The real meat of the game is found in its open world design and replayable nature. Strategy and planning are more important than ever before and each path you take potentially offers a different experience. Do you sneak in on foot or use a vehicle? Do you take out a guard to steal his truck or do you hide in the back to be driven around the base? How about eavesdropping on enemy chatter to find hidden weaponry or go in guns blazing with what you have on hand? Choices like these really flesh out the experience and can lead to some interesting situations as you play the missions over and over.
As with the shiny new engine, the gameplay has been completely reworked. The sneaking in this game is some of the best feeling stealth mechanics I’ve ever played and thankfully the game is equally competent at handling itself when slow and silent just won’t cut it. I found myself having a ton of fun whether I was hiding in the shadows, dodging bullets, or speeding down the roads in a jeep. Theres something here for everyone as every style of play feels like a viable course of action.
If you’re wondering which version to get, by far the PS4 is the definitive copy, a breakdown comparison can be found on Konami‘s site. There is also a mission exclusive to both the Playstation and the Xbox. On the Playstation side you are given some awesome fan service for Metal Gear Solid 1. As for the Xbox version you are given a more action oriented mission of shooting down snatchers as Metal Gear Rising’s cyborg ninja Raiden with an extreme lack of swords.

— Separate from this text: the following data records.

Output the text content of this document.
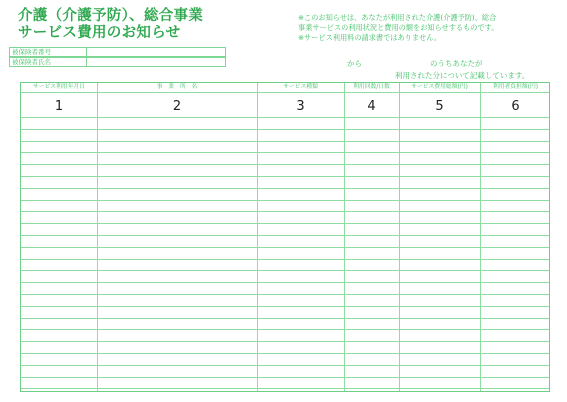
介護（介護予防）、総合事業
サービス費用のお知らせ
※このお知らせは、あなたが利用された介護(介護予防)、総合
事業サービスの利用状況と費用の額をお知らせするものです。
※サービス利用料の請求書ではありません。
被保険者番号
被保険者氏名	から	のうちあなたが
利用された分について記載しています。
サービス利用年月日	事　業　所　名	サービス種類	利用回数/日数	サービス費用総額(円)	利用者負担額(円)
1	2	3	4	5	6
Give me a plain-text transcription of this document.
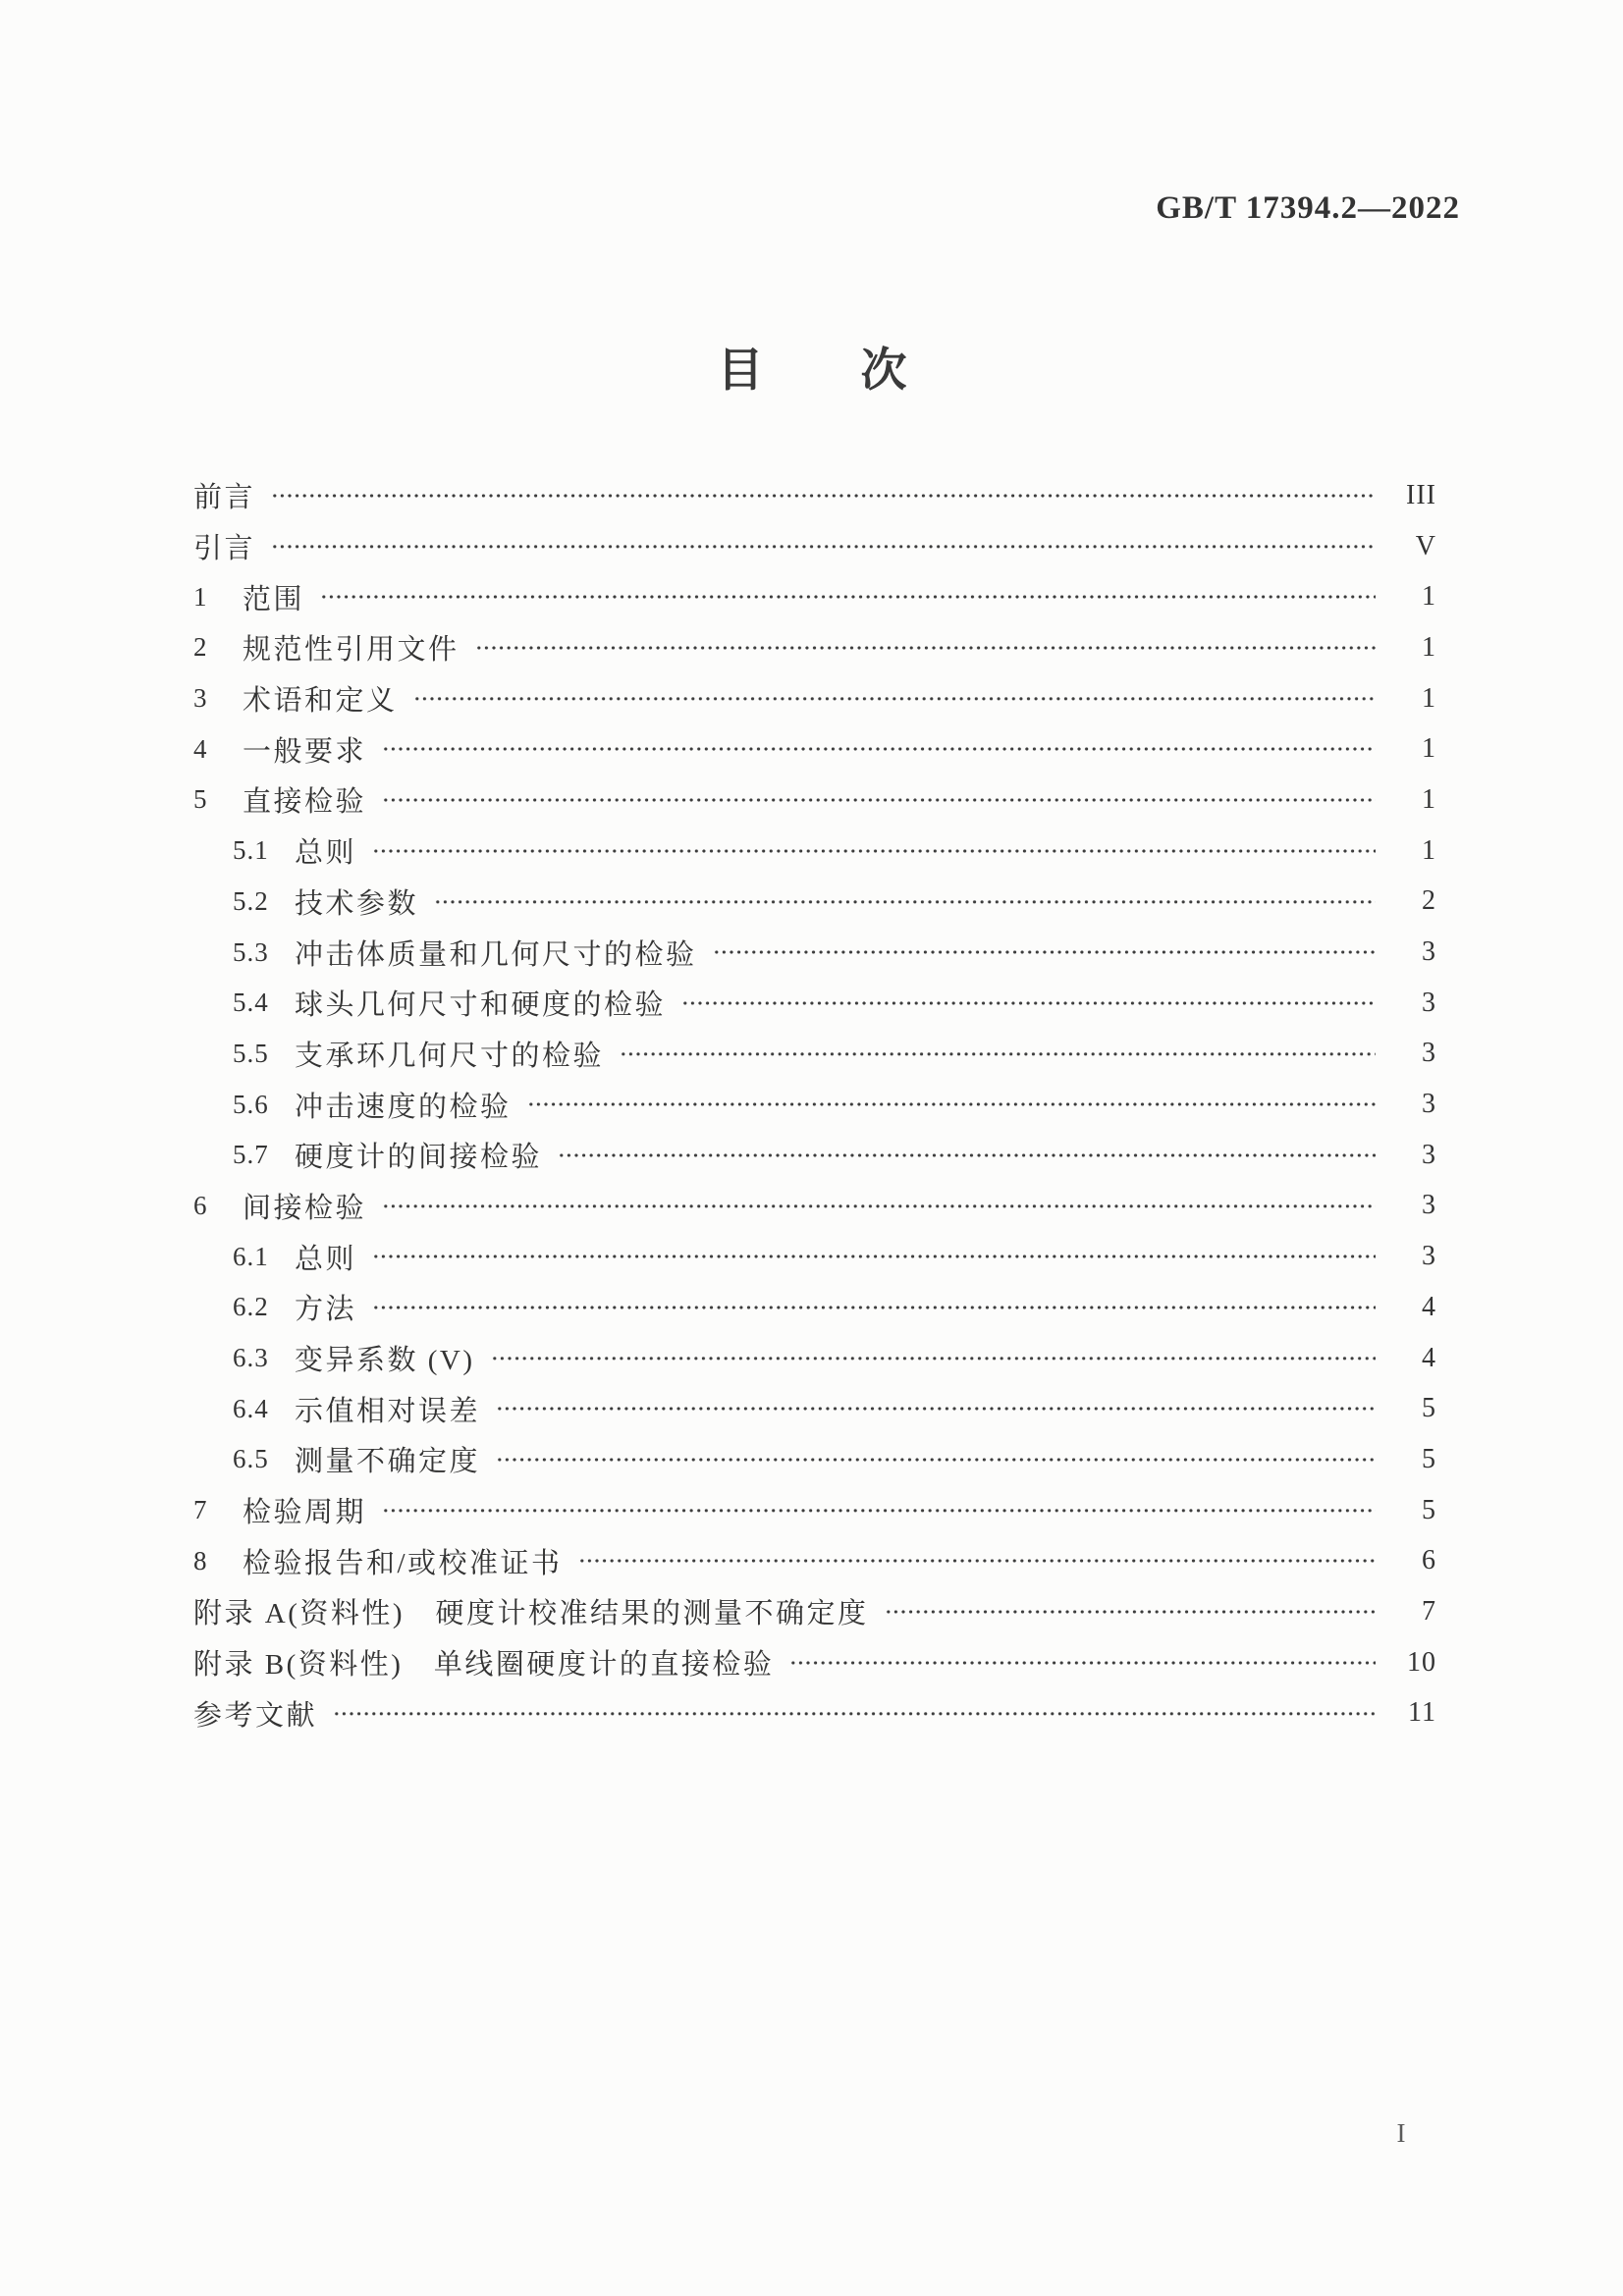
GB/T 17394.2—2022
目　次
前言	III
引言	V
1	范围	1
2	规范性引用文件	1
3	术语和定义	1
4	一般要求	1
5	直接检验	1
5.1 总则	1
5.2 技术参数	2
5.3 冲击体质量和几何尺寸的检验	3
5.4 球头几何尺寸和硬度的检验	3
5.5 支承环几何尺寸的检验	3
5.6 冲击速度的检验	3
5.7 硬度计的间接检验	3
6	间接检验	3
6.1 总则	3
6.2 方法	4
6.3 变异系数 (V)	4
6.4 示值相对误差	5
6.5 测量不确定度	5
7	检验周期	5
8	检验报告和/或校准证书	6
附录 A(资料性)　硬度计校准结果的测量不确定度	7
附录 B(资料性)　单线圈硬度计的直接检验	10
参考文献	11
I
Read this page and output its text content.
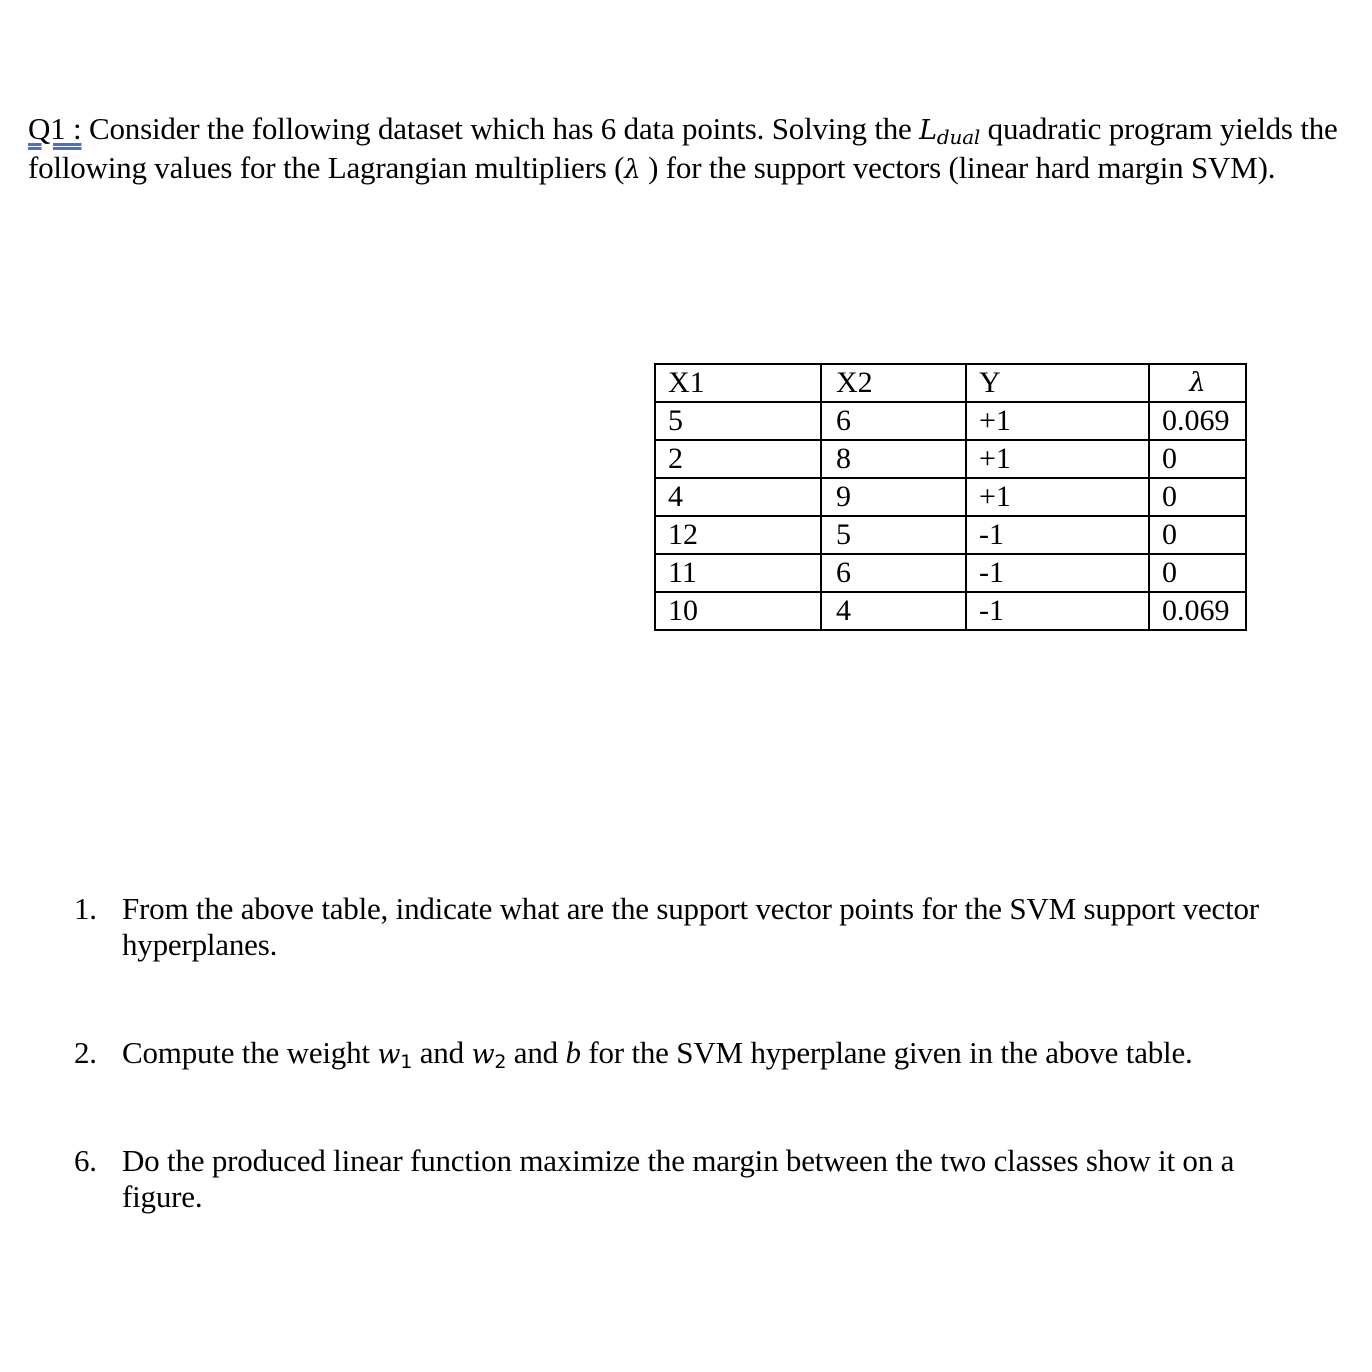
Q1 : Consider the following dataset which has 6 data points. Solving the $L_{dual}$ quadratic program yields the following values for the Lagrangian multipliers (λ ) for the support vectors (linear hard margin SVM).
X1	X2	Y	λ
5	6	+1	0.069
2	8	+1	0
4	9	+1	0
12	5	-1	0
11	6	-1	0
10	4	-1	0.069
1. From the above table, indicate what are the support vector points for the SVM support vector hyperplanes.
2. Compute the weight $w_1$ and $w_2$ and b for the SVM hyperplane given in the above table.
6. Do the produced linear function maximize the margin between the two classes show it on a figure.
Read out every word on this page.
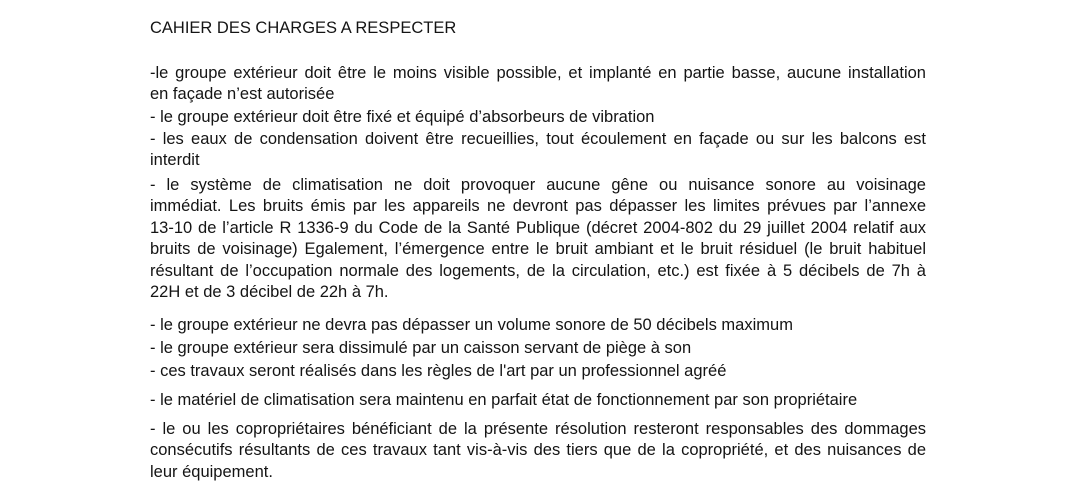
CAHIER DES CHARGES A RESPECTER
-le groupe extérieur doit être le moins visible possible, et implanté en partie basse, aucune installation
en façade n’est autorisée
- le groupe extérieur doit être fixé et équipé d’absorbeurs de vibration
- les eaux de condensation doivent être recueillies, tout écoulement en façade ou sur les balcons est
interdit
- le système de climatisation ne doit provoquer aucune gêne ou nuisance sonore au voisinage
immédiat. Les bruits émis par les appareils ne devront pas dépasser les limites prévues par l’annexe
13-10 de l’article R 1336-9 du Code de la Santé Publique (décret 2004-802 du 29 juillet 2004 relatif aux
bruits de voisinage) Egalement, l’émergence entre le bruit ambiant et le bruit résiduel (le bruit habituel
résultant de l’occupation normale des logements, de la circulation, etc.) est fixée à 5 décibels de 7h à
22H et de 3 décibel de 22h à 7h.
- le groupe extérieur ne devra pas dépasser un volume sonore de 50 décibels maximum
- le groupe extérieur sera dissimulé par un caisson servant de piège à son
- ces travaux seront réalisés dans les règles de l'art par un professionnel agréé
- le matériel de climatisation sera maintenu en parfait état de fonctionnement par son propriétaire
- le ou les copropriétaires bénéficiant de la présente résolution resteront responsables des dommages
consécutifs résultants de ces travaux tant vis-à-vis des tiers que de la copropriété, et des nuisances de
leur équipement.
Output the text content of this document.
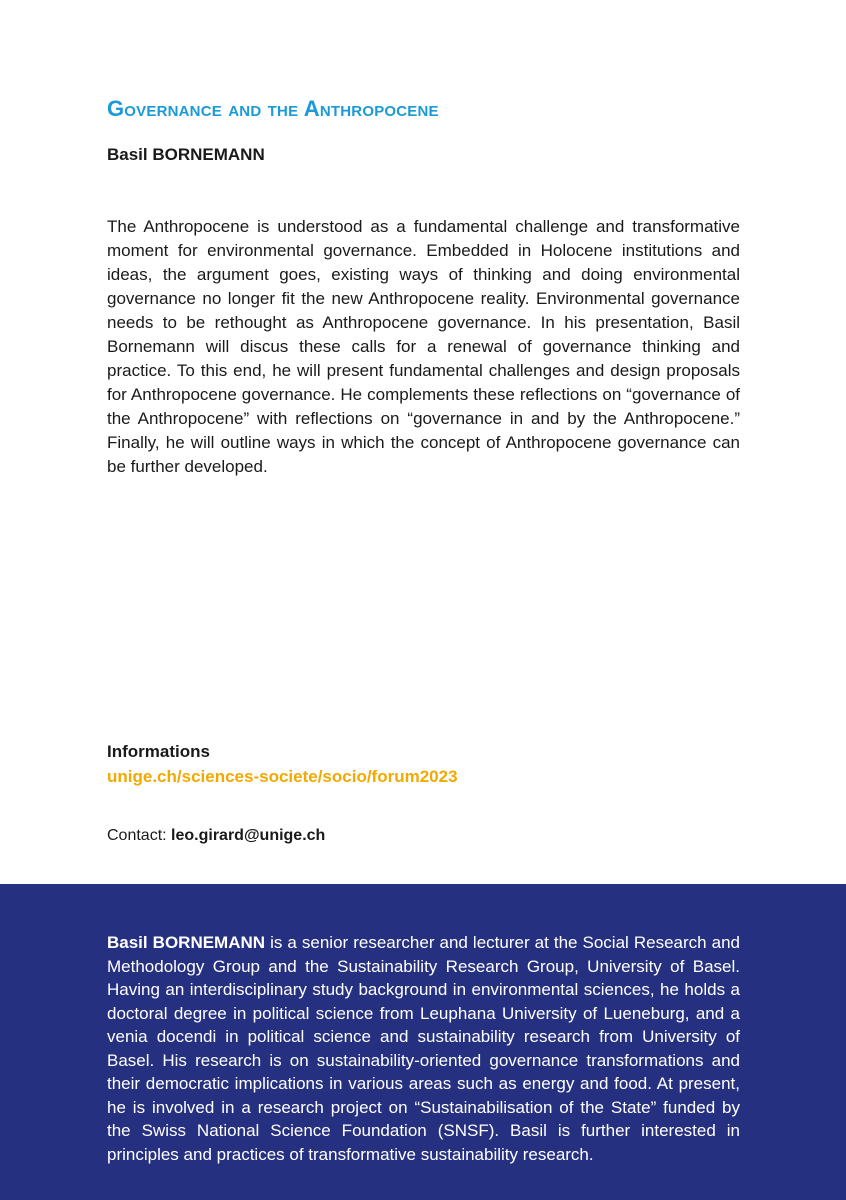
Governance and the Anthropocene

Basil BORNEMANN

The Anthropocene is understood as a fundamental challenge and transformative moment for environmental governance. Embedded in Holocene institutions and ideas, the argument goes, existing ways of thinking and doing environmental governance no longer fit the new Anthropocene reality. Environmental governance needs to be rethought as Anthropocene governance. In his presentation, Basil Bornemann will discus these calls for a renewal of governance thinking and practice. To this end, he will present fundamental challenges and design proposals for Anthropocene governance. He complements these reflections on “governance of the Anthropocene” with reflections on “governance in and by the Anthropocene.” Finally, he will outline ways in which the concept of Anthropocene governance can be further developed.

Informations

unige.ch/sciences-societe/socio/forum2023

Contact: leo.girard@unige.ch

Basil BORNEMANN is a senior researcher and lecturer at the Social Research and Methodology Group and the Sustainability Research Group, University of Basel. Having an interdisciplinary study background in environmental sciences, he holds a doctoral degree in political science from Leuphana University of Lueneburg, and a venia docendi in political science and sustainability research from University of Basel. His research is on sustainability-oriented governance transformations and their democratic implications in various areas such as energy and food. At present, he is involved in a research project on “Sustainabilisation of the State” funded by the Swiss National Science Foundation (SNSF). Basil is further interested in principles and practices of transformative sustainability research.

As stated previously, the game is dreadfully short. I clocked the main mission at a little over 2 hours. However I found myself pushing 40+ hours of gameplay to find all the secrets and try out some different play styles. If you think a game ends when the credits roll then maybe this is not for you. If you can look past those expectations you’ll find an incredibly enjoyable sandbox playground to be able to get ready for the real Metal Gear Solid V.